O corpo do cidadão, raivosa e ironicamente descrito como “corpo dócil”, passivo, adquire, no entanto, a capacidade instrumental de transformar o estado de coisas em “um banquete cívico interminável”, após seu desvelamento.
São Saruê de Climério é quase como o “pensamento” de Manuel Camilo, pois o que o anuncia é um
“vento sereno vento
esse que sopra no interior da gente
roçando de leve os intestinos
encrespando suave o coração”.
Climério Ferreira representa a aproximação da temática do São Saruê à poética da canção popular. Foram seus irmãos Clodo e Clésio Ferreira que fizeram a inserção desse tema no campo da música popular brasileira ao colocarem melodia em fragmento do poema São Saruê, um país. Registrada em disco, por Clodo, Climério e Clésio (1979), no segundo LP de carreira dos irmãos, a canção recebeu o título de Oferenda e contou com a participação do cearense Raimundo Fagner em sua interpretação. Oferenda se inscreve, assim, no âmbito das canções originadas da re-significação dos motes dos folhetos de feira, como práticas identificadas na formação do grupo de artistas nordestinos . Eis o trecho do poema adequado à canção:
Aqui está meu sangue: bebe
aqui está meu corpo: come
aqui está minha boca: cospe
aqui está meu pé: pisa
aqui está minh’alma: agoniza
aqui estou comido/ estou cuspido
estou pisado/ agonizante, teu.
O poema completo encontra-se publicado em FERREIRA, Climério. Alguns Pensames. Brasília – DF: Tao Livraria e Editora, 1979.

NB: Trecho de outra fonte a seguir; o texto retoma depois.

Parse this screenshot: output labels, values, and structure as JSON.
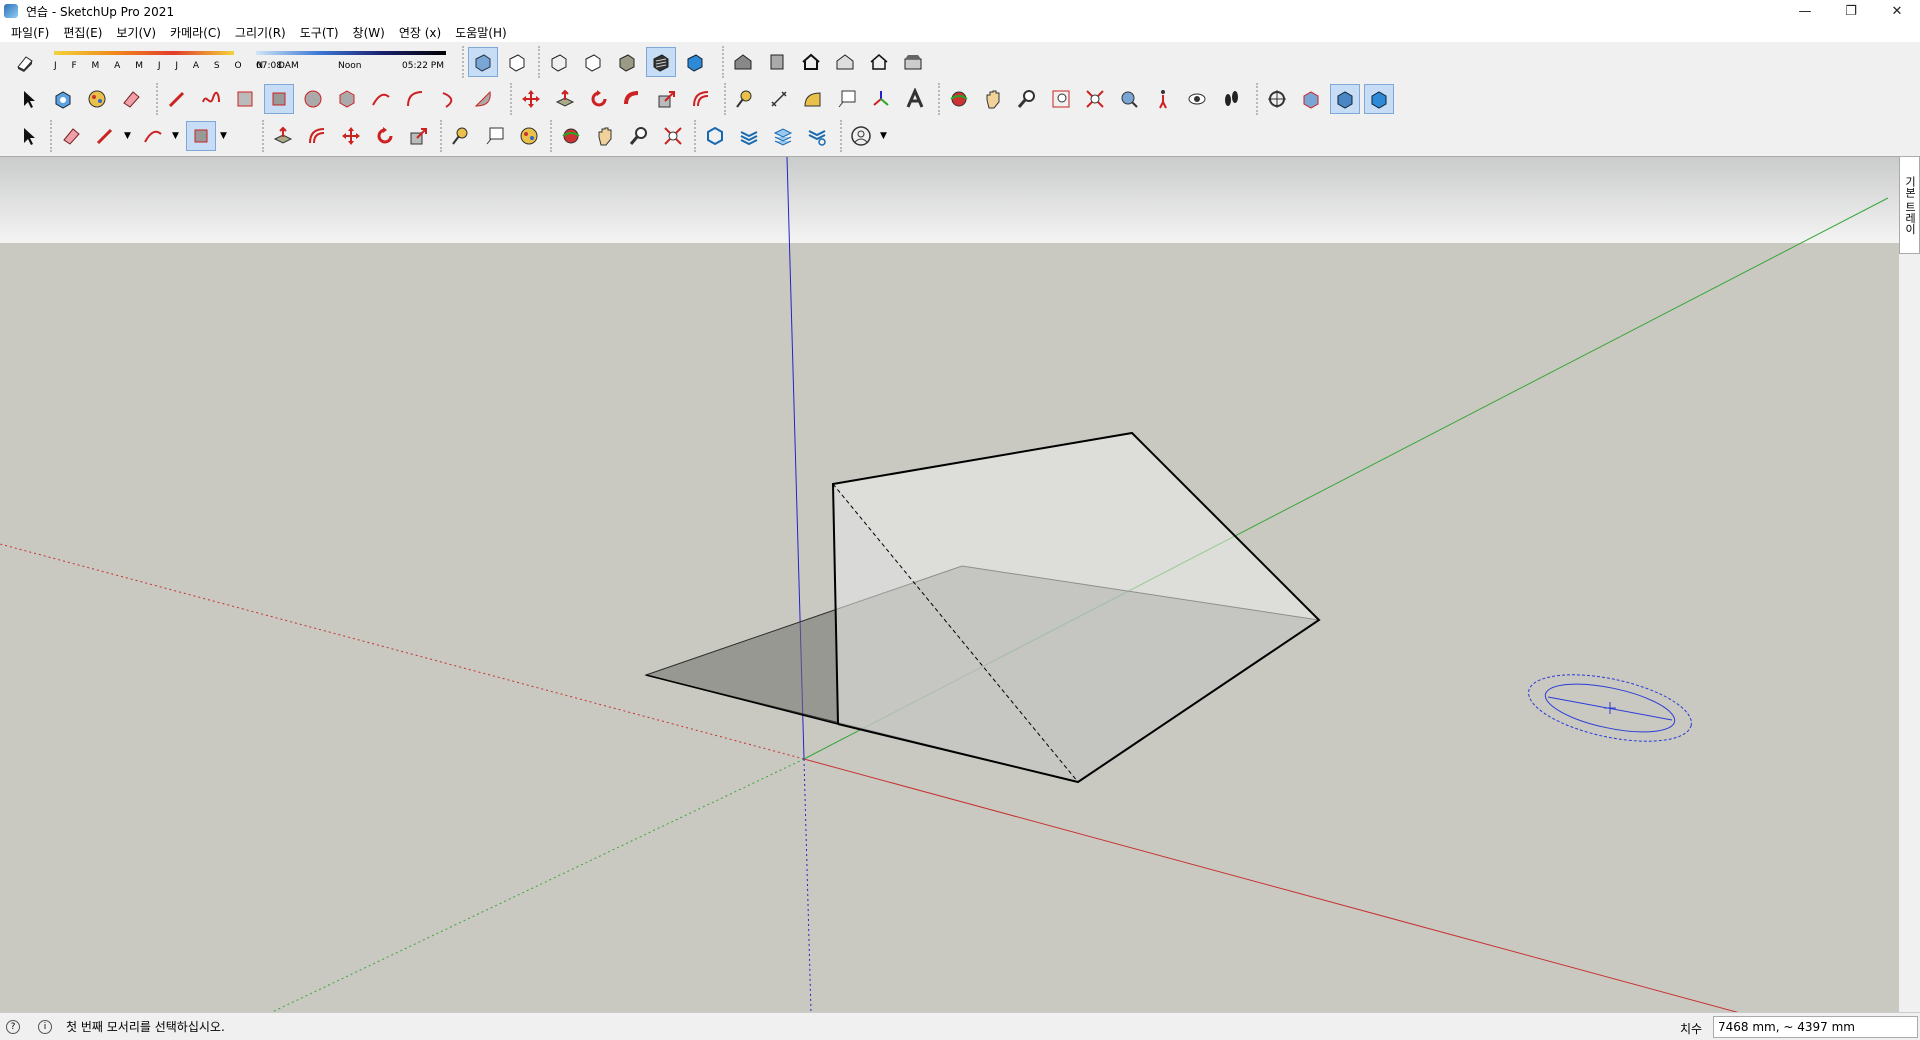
{
  "window": {
    "title": "연습 - SketchUp Pro 2021",
    "minimize": "—",
    "restore": "❐",
    "close": "✕"
  },
  "menu": [
    "파일(F)",
    "편집(E)",
    "보기(V)",
    "카메라(C)",
    "그리기(R)",
    "도구(T)",
    "창(W)",
    "연장 (x)",
    "도움말(H)"
  ],
  "shadows": {
    "months": "J F M A M J J A S O N D",
    "time_start": "07:08 AM",
    "time_mid": "Noon",
    "time_end": "05:22 PM"
  },
  "tray": {
    "label": "기본 트레이"
  },
  "status": {
    "message": "첫 번째 모서리를 선택하십시오.",
    "measure_label": "치수",
    "measure_value": "7468 mm, ~ 4397 mm"
  },
  "colors": {
    "axis_red": "#c83232",
    "axis_green": "#3aa63a",
    "axis_blue": "#2424c8",
    "viewport_bg": "#c9c9c2",
    "protractor": "#2b3bd6"
  }
}
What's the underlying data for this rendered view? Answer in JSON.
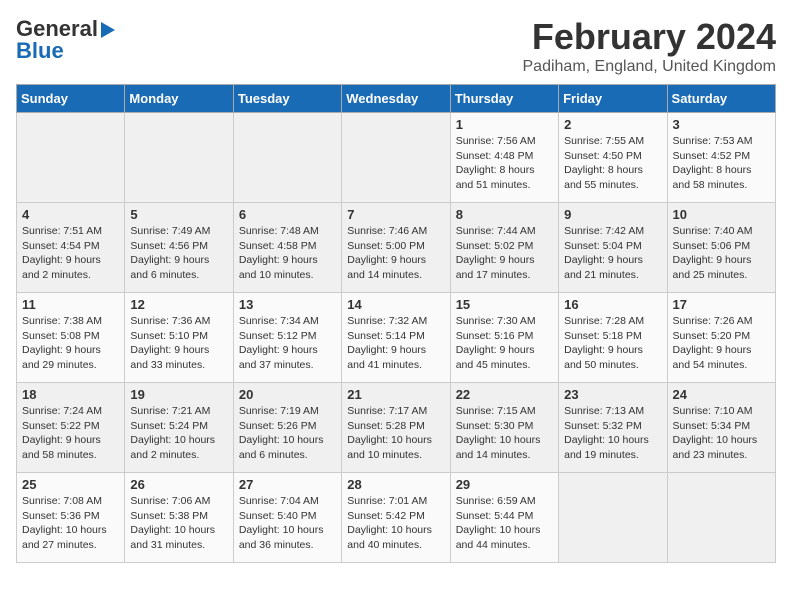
{
  "header": {
    "logo_general": "General",
    "logo_blue": "Blue",
    "month": "February 2024",
    "location": "Padiham, England, United Kingdom"
  },
  "days_of_week": [
    "Sunday",
    "Monday",
    "Tuesday",
    "Wednesday",
    "Thursday",
    "Friday",
    "Saturday"
  ],
  "weeks": [
    [
      {
        "day": "",
        "empty": true
      },
      {
        "day": "",
        "empty": true
      },
      {
        "day": "",
        "empty": true
      },
      {
        "day": "",
        "empty": true
      },
      {
        "day": "1",
        "sunrise": "7:56 AM",
        "sunset": "4:48 PM",
        "daylight": "8 hours and 51 minutes."
      },
      {
        "day": "2",
        "sunrise": "7:55 AM",
        "sunset": "4:50 PM",
        "daylight": "8 hours and 55 minutes."
      },
      {
        "day": "3",
        "sunrise": "7:53 AM",
        "sunset": "4:52 PM",
        "daylight": "8 hours and 58 minutes."
      }
    ],
    [
      {
        "day": "4",
        "sunrise": "7:51 AM",
        "sunset": "4:54 PM",
        "daylight": "9 hours and 2 minutes."
      },
      {
        "day": "5",
        "sunrise": "7:49 AM",
        "sunset": "4:56 PM",
        "daylight": "9 hours and 6 minutes."
      },
      {
        "day": "6",
        "sunrise": "7:48 AM",
        "sunset": "4:58 PM",
        "daylight": "9 hours and 10 minutes."
      },
      {
        "day": "7",
        "sunrise": "7:46 AM",
        "sunset": "5:00 PM",
        "daylight": "9 hours and 14 minutes."
      },
      {
        "day": "8",
        "sunrise": "7:44 AM",
        "sunset": "5:02 PM",
        "daylight": "9 hours and 17 minutes."
      },
      {
        "day": "9",
        "sunrise": "7:42 AM",
        "sunset": "5:04 PM",
        "daylight": "9 hours and 21 minutes."
      },
      {
        "day": "10",
        "sunrise": "7:40 AM",
        "sunset": "5:06 PM",
        "daylight": "9 hours and 25 minutes."
      }
    ],
    [
      {
        "day": "11",
        "sunrise": "7:38 AM",
        "sunset": "5:08 PM",
        "daylight": "9 hours and 29 minutes."
      },
      {
        "day": "12",
        "sunrise": "7:36 AM",
        "sunset": "5:10 PM",
        "daylight": "9 hours and 33 minutes."
      },
      {
        "day": "13",
        "sunrise": "7:34 AM",
        "sunset": "5:12 PM",
        "daylight": "9 hours and 37 minutes."
      },
      {
        "day": "14",
        "sunrise": "7:32 AM",
        "sunset": "5:14 PM",
        "daylight": "9 hours and 41 minutes."
      },
      {
        "day": "15",
        "sunrise": "7:30 AM",
        "sunset": "5:16 PM",
        "daylight": "9 hours and 45 minutes."
      },
      {
        "day": "16",
        "sunrise": "7:28 AM",
        "sunset": "5:18 PM",
        "daylight": "9 hours and 50 minutes."
      },
      {
        "day": "17",
        "sunrise": "7:26 AM",
        "sunset": "5:20 PM",
        "daylight": "9 hours and 54 minutes."
      }
    ],
    [
      {
        "day": "18",
        "sunrise": "7:24 AM",
        "sunset": "5:22 PM",
        "daylight": "9 hours and 58 minutes."
      },
      {
        "day": "19",
        "sunrise": "7:21 AM",
        "sunset": "5:24 PM",
        "daylight": "10 hours and 2 minutes."
      },
      {
        "day": "20",
        "sunrise": "7:19 AM",
        "sunset": "5:26 PM",
        "daylight": "10 hours and 6 minutes."
      },
      {
        "day": "21",
        "sunrise": "7:17 AM",
        "sunset": "5:28 PM",
        "daylight": "10 hours and 10 minutes."
      },
      {
        "day": "22",
        "sunrise": "7:15 AM",
        "sunset": "5:30 PM",
        "daylight": "10 hours and 14 minutes."
      },
      {
        "day": "23",
        "sunrise": "7:13 AM",
        "sunset": "5:32 PM",
        "daylight": "10 hours and 19 minutes."
      },
      {
        "day": "24",
        "sunrise": "7:10 AM",
        "sunset": "5:34 PM",
        "daylight": "10 hours and 23 minutes."
      }
    ],
    [
      {
        "day": "25",
        "sunrise": "7:08 AM",
        "sunset": "5:36 PM",
        "daylight": "10 hours and 27 minutes."
      },
      {
        "day": "26",
        "sunrise": "7:06 AM",
        "sunset": "5:38 PM",
        "daylight": "10 hours and 31 minutes."
      },
      {
        "day": "27",
        "sunrise": "7:04 AM",
        "sunset": "5:40 PM",
        "daylight": "10 hours and 36 minutes."
      },
      {
        "day": "28",
        "sunrise": "7:01 AM",
        "sunset": "5:42 PM",
        "daylight": "10 hours and 40 minutes."
      },
      {
        "day": "29",
        "sunrise": "6:59 AM",
        "sunset": "5:44 PM",
        "daylight": "10 hours and 44 minutes."
      },
      {
        "day": "",
        "empty": true
      },
      {
        "day": "",
        "empty": true
      }
    ]
  ]
}
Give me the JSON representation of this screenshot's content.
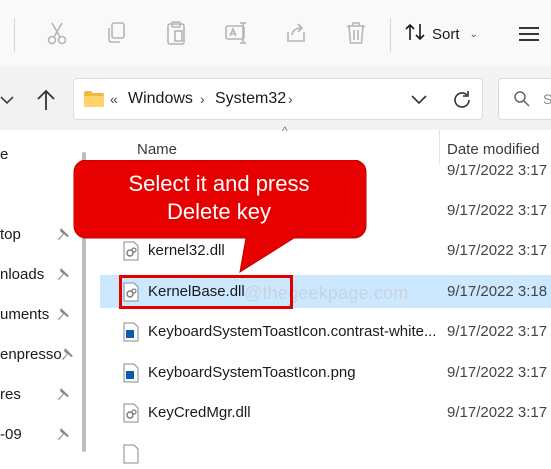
{
  "toolbar": {
    "sort_label": "Sort",
    "icons": [
      "cut-icon",
      "copy-icon",
      "paste-icon",
      "rename-icon",
      "share-icon",
      "delete-icon",
      "sort-icon",
      "view-icon"
    ]
  },
  "address": {
    "overflow_marker": "«",
    "breadcrumbs": [
      "Windows",
      "System32"
    ],
    "separator": "›"
  },
  "search": {
    "placeholder": "S"
  },
  "nav": {
    "items": [
      {
        "label": "e",
        "pinned": false
      },
      {
        "label": "top",
        "pinned": true
      },
      {
        "label": "nloads",
        "pinned": true
      },
      {
        "label": "uments",
        "pinned": true
      },
      {
        "label": "enpresso",
        "pinned": true
      },
      {
        "label": "res",
        "pinned": true
      },
      {
        "label": "-09",
        "pinned": true
      }
    ]
  },
  "columns": {
    "name": "Name",
    "date_modified": "Date modified"
  },
  "files": [
    {
      "name": "",
      "date": "9/17/2022 3:17",
      "icon": "dll-icon",
      "selected": false
    },
    {
      "name": "",
      "date": "9/17/2022 3:17",
      "icon": "dll-icon",
      "selected": false
    },
    {
      "name": "kernel32.dll",
      "date": "9/17/2022 3:17",
      "icon": "dll-icon",
      "selected": false
    },
    {
      "name": "KernelBase.dll",
      "date": "9/17/2022 3:18",
      "icon": "dll-icon",
      "selected": true
    },
    {
      "name": "KeyboardSystemToastIcon.contrast-white...",
      "date": "9/17/2022 3:17",
      "icon": "image-icon",
      "selected": false
    },
    {
      "name": "KeyboardSystemToastIcon.png",
      "date": "9/17/2022 3:17",
      "icon": "image-icon",
      "selected": false
    },
    {
      "name": "KeyCredMgr.dll",
      "date": "9/17/2022 3:17",
      "icon": "dll-icon",
      "selected": false
    }
  ],
  "callout": {
    "line1": "Select it and press",
    "line2": "Delete key"
  },
  "watermark": "@thegeekpage.com",
  "colors": {
    "selection": "#cce8ff",
    "callout": "#e60000",
    "highlight": "#e00000",
    "accent": "#0067c0"
  }
}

("Oferenda", de Clodo Climério e Clésio, gravada no lp Chapada do corisco, de 1979. O texto da canção, originalmente em português, foi vertido para o francês e cantado nos dois idiomas pelos irmão Ferreira e Fagner, conforme podemos conferir pelo áudio acima. Extraído de https://www.youtube.com/watch?v=FixKTs6xiwU)
Tinhorão, em Cultura Popular - temas e questões, trata da poesia de Manuel Camilo. O livro de José Ramos Tinhorão possui edição pela Editora 34, do ano de 2001.
Bráulio Tavares também, em seu Contando histórias em versos, dedica um capítulo ao São Saruê. Seu livro também foi publicado pela Editora 34, em 2005.